Road Test
Nissan Qashqai+2 2.0 dCi Acenta
Test date 12 November 2008
Price as tested £21,499
For Versatile seating, solid performance, styling
AgainstCramped third row, above average emissions, bouncy ride
Barely a decade ago there were no small, affordable seven-seaters. In 1999 General Motors changed all that with the Vauxhall Zafira, squeezing a full-size MPV’s usefulness into a footprint little bigger than that of a compact family hatch. A vehicle to carry not only a family but their kids’ friends and their paraphernalia is what many need, the Zafira and its many imitators making this versatility considerably more affordable.
Those seven seats are now coming packaged in different styles, from the sporty, near full-size Ford S-Max to Vauxhall’s budget Antara 4x4 and Peugeot’s seven-seat 308 SW estate. Fiat and Honda will do you two rows of three seats, too.
The Nissan Qashqai+2 is yet another variation, providing seven seats in a cross of four-wheel drive, MPV and hatch that trades family bus aura for the appeal of an off-roader.

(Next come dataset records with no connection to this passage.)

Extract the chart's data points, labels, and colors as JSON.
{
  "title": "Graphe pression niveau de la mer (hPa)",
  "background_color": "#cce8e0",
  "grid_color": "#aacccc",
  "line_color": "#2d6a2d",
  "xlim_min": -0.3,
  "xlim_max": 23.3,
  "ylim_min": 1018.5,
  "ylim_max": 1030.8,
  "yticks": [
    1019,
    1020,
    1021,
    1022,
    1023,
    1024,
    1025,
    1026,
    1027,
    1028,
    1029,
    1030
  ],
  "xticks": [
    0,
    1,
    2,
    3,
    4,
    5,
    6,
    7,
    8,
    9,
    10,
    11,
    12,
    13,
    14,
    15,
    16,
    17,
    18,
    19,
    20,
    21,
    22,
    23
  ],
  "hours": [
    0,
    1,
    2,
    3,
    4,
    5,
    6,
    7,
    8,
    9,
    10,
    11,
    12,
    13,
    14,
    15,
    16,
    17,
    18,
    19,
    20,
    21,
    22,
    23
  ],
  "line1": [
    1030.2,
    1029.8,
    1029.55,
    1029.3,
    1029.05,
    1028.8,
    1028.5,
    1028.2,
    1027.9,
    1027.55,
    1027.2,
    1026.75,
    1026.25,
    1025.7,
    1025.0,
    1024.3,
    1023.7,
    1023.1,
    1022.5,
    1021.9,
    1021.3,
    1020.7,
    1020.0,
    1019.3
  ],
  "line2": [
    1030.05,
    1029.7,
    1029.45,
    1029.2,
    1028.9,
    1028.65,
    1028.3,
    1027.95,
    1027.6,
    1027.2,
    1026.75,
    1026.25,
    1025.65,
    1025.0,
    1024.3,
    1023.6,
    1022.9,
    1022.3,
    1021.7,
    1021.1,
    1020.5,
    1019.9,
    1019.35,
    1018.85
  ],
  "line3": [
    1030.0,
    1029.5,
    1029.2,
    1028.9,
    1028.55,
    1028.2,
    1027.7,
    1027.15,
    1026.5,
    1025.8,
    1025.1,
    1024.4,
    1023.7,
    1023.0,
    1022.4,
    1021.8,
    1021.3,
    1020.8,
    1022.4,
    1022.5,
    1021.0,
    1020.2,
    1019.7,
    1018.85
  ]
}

For the extra seats and stretched wheelbase you pay another £1450, taking the Qashqai+2 to the edge of full-size, seven-seat MPV territory, particularly in the £20,149 2.0 dCi Acenta form.
The Qashqai+2 isn’t Nissan’s first attempt at a small MPV. Between 2000 and 2006 Nissan sold the Almera Tino, an MPV based on the unloved second-generation Almera hatchback.
The problem was that the Tino was a five-seater at a time when the seven-seat Vauxhall Zafira was changing the shape of the small MPV market for good. After the arrival of the quasi-MPV Qashqai in 2007, the introduction of a seven-seater was inevitable.